Along with his father Roy Halladay Jr. and Brandy, no one spoke more lovingly than former Jays teammate Chris Carpenter, who recalled the time they went fishing in the jungles of Brazil.
“One of the days we went fishing, it was like 100 degrees out and he wanted to jump into the Amazon river. Remember, we’re in the jungle,” Carpenter said. “The water is as clear as a cup of coffee and we’ve been catching piranhas all day. I looked at him and said, ‘You’re freaking nuts.’ He said, ‘I know, but we can say we swam in the Amazon river and who do we know that can say that?’
“Before I knew it, Doc belly flopped into that coffee-coloured water. He proceeded to backstroke around,” added Carpenter, who jumped in as well before they climbed out and hoisted a beer to celebrate.
The stories Tuesday flowed like the pace of the game when Halladay pitched and it was a credit to the man that such a large representation from his two teams were present. The Jays family at the memorial included GMs past and present Pat Gillick, J.P. Ricciardi, Alex Anthopoulos and Ross Atkins; past and current presidents Paul Godfrey and Mark Shapiro; media guru Jay Stenhouse; ex-manager Cito Gaston; head athletic trainer George Poulis; and former Toronto teammates and ex-Jays Carpenter, Jose Bautista, Aaron Hill, Frank Thomas, John McDonald, Lyle Overbay, Scott Rolen, B.J. Ryan, Josh Towers, Orlando Hudson, Jason Frasor, J.A. Happ, Scott Rolen and Ernie Whitt.
Halladay’s Philadelphia family at the service included his former manager Charlie Manuel and teammates Cole Hamels and Chase Utley. Poulis became close to Halladay during the pitcher’s time with the Jays, as he constantly worked to keep the two-time Cy Young Award winner and legendary workout fanatic healthy.

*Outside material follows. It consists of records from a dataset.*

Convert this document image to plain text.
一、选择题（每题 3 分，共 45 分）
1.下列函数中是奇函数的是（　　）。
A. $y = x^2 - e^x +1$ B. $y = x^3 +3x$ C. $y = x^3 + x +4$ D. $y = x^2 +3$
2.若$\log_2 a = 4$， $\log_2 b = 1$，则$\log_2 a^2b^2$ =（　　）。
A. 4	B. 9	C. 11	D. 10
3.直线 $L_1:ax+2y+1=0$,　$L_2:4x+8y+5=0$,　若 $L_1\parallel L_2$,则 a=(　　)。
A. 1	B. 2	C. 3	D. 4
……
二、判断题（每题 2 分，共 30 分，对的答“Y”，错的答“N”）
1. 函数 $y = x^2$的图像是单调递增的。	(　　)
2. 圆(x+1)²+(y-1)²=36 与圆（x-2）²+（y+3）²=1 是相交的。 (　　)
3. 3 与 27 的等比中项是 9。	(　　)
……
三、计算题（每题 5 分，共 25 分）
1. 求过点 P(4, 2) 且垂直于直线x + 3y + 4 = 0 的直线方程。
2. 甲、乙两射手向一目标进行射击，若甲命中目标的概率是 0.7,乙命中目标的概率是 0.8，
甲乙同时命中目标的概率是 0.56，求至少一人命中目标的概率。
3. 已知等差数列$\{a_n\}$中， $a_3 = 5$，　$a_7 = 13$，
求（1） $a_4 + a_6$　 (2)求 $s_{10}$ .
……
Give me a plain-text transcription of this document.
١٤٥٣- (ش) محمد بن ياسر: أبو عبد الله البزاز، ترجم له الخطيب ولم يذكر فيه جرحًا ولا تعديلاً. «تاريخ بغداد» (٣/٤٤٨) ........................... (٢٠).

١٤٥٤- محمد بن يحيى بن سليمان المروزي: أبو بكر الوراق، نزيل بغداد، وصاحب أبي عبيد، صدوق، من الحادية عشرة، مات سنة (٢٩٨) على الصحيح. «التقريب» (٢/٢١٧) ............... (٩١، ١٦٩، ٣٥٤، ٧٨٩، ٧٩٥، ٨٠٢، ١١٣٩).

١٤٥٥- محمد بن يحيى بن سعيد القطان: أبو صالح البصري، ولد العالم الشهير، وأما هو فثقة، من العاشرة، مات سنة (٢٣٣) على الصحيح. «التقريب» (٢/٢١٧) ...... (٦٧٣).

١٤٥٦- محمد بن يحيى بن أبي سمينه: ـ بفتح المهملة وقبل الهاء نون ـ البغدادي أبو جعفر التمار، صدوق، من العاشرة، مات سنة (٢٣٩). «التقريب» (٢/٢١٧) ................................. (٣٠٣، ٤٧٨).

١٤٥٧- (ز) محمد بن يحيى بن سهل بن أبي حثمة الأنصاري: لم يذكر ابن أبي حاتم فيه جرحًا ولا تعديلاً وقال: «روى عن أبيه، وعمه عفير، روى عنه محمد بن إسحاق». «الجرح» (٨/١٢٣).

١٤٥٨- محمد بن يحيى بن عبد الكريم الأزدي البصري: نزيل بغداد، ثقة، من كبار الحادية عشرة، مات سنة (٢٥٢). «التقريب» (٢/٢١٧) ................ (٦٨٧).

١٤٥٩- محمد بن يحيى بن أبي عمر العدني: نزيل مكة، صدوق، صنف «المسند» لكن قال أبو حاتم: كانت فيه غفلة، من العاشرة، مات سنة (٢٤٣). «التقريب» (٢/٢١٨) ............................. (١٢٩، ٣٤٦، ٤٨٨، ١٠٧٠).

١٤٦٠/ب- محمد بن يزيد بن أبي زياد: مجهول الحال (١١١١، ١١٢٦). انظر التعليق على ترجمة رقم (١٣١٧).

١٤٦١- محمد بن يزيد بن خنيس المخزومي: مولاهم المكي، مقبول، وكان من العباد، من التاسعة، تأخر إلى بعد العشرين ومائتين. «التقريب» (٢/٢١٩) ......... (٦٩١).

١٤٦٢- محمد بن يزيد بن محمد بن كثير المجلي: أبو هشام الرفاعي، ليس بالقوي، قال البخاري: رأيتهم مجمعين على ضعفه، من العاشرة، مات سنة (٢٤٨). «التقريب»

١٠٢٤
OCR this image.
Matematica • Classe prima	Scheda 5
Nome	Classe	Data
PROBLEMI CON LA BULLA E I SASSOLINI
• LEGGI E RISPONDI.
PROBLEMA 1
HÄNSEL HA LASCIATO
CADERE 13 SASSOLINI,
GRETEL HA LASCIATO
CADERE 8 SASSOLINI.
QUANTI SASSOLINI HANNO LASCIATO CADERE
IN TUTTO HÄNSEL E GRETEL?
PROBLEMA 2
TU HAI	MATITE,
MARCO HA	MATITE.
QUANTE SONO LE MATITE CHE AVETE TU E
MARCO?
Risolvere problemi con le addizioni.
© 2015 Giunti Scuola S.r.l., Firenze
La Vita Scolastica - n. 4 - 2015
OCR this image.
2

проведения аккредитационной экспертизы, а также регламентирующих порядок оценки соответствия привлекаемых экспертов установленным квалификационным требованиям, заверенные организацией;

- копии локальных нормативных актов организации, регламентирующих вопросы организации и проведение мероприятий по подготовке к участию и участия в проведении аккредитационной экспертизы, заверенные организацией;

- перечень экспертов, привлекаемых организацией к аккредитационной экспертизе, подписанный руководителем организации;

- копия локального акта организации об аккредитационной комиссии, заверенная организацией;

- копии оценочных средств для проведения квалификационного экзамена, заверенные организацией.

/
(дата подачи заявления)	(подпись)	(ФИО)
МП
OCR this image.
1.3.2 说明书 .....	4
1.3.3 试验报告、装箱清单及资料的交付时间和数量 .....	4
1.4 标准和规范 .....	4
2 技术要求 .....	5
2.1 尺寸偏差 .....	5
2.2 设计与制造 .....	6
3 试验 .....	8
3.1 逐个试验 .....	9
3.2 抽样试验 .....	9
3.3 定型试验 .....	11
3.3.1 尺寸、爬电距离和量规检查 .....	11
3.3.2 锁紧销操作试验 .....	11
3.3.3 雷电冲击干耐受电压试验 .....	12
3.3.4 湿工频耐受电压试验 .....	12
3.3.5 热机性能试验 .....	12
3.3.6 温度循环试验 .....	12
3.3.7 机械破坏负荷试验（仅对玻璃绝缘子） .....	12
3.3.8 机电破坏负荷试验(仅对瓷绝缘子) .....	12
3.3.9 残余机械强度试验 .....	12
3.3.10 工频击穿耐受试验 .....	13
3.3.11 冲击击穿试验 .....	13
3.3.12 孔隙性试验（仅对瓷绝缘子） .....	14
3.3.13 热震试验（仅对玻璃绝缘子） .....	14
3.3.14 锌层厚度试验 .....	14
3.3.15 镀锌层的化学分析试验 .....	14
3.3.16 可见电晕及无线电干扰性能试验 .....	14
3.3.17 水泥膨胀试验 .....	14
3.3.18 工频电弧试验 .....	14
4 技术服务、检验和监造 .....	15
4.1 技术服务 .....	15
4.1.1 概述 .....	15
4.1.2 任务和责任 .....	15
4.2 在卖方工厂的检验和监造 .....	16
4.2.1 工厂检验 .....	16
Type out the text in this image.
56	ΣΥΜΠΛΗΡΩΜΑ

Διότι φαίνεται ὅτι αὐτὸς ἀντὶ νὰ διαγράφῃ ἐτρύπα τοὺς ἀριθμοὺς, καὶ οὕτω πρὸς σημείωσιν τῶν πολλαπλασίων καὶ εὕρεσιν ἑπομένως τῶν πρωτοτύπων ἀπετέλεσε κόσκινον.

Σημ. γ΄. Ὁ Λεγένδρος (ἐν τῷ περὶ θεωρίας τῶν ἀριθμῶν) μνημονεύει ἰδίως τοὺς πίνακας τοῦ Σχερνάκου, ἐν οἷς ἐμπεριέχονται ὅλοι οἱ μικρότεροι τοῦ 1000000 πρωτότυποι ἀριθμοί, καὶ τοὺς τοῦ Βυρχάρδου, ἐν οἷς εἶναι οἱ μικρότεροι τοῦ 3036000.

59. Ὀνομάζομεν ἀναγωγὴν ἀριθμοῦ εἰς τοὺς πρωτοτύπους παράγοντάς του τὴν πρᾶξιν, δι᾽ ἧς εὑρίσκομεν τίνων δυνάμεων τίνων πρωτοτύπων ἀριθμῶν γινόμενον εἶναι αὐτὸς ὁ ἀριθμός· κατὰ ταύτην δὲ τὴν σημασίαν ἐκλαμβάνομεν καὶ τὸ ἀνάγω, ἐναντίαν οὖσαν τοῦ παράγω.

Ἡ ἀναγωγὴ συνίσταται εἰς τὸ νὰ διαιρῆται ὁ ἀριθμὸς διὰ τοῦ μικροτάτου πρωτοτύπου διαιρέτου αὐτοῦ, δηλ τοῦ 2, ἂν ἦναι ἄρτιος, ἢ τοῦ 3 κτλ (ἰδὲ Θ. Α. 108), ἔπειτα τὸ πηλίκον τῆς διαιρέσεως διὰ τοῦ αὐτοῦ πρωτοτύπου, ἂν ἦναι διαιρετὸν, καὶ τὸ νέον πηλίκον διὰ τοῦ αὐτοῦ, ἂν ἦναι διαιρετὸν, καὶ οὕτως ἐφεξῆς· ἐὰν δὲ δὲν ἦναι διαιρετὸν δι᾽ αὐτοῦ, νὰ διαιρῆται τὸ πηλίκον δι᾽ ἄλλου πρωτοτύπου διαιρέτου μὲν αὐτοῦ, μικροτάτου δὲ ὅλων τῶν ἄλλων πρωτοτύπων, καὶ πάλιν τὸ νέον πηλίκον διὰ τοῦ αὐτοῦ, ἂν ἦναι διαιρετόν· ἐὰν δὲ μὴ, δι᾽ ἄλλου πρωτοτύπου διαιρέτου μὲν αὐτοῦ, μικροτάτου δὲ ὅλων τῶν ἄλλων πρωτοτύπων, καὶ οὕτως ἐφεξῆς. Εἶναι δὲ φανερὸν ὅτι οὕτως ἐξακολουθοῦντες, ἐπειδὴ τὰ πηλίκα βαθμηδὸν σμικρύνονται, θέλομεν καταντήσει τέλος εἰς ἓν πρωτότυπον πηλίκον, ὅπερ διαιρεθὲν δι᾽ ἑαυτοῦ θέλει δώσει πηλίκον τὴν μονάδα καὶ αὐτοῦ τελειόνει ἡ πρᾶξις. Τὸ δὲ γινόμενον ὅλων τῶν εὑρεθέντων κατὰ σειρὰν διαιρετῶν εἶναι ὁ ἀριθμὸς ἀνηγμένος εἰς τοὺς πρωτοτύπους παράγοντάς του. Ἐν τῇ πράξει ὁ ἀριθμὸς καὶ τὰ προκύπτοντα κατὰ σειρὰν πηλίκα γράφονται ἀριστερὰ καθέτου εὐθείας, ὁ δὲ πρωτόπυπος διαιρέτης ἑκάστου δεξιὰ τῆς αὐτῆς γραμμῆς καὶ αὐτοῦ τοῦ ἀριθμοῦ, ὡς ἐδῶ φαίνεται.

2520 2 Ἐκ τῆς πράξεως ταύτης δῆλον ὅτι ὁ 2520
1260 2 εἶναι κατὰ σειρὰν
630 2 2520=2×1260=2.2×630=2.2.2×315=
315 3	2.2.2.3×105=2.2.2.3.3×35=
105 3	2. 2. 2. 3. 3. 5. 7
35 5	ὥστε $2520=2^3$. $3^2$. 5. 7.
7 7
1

“On the days the Doc pitched, we had a saying between us. When I was done working on him I would say, ‘Doc, have a good one’ before he left the training room to warm up,” Poulis said. Halladay wouldn’t head to the field unless Poulis said the words. “He would remain true to that every time he pitched. I look around at Roy’s family, friends, teammates and staff today and I see sadness in their eyes that they will never see Roy again. But the memories of his life and the passion of how he lived and how many people’s life’s he touched will live on forever.
“So I say in closing, ‘Doc, have a good one.’ ”
A pair of pictures of Halladay adorned the infield during the memorial, just behind the pitching mound, one in a Phillies uniform and another in the blue and white of the Jays, with the numbers he wore with both teams — 34 and 32 — in a floral arrangement.
When the two-hour celebration ended, Brandy Halladay and sons Braden and Ryan released butterflies into the air from the mound. They didn’t seem to want to escape their captivity, just like people at the service didn’t want to leave their chairs afterward.
Former Jays scouting director Bob Engle, who met Halladay the year before the club drafted him, broke up talking about the last time he spoke to Halladay, when the pitcher was inducted into the Canadian Baseball Hall of Fame in June.
“I called him to congratulate him and he said, ‘How many years has it been Bob?’ ” Engle said. “I told him 44 years and he started to chuckle. And we talked. You always knew he had your back. He was the best of the best.”
Brandy Halladay, the widow of Roy Halladay, and her sons Braden, left, and Ryan release 32 butterflies during a memorial tribute for Halladay at the Philadelphia Phillies’ spring training stadium in Clearwater, Fla., on Tuesday. The 32 represents the number Halladay wore with the Toronto Blue Jays.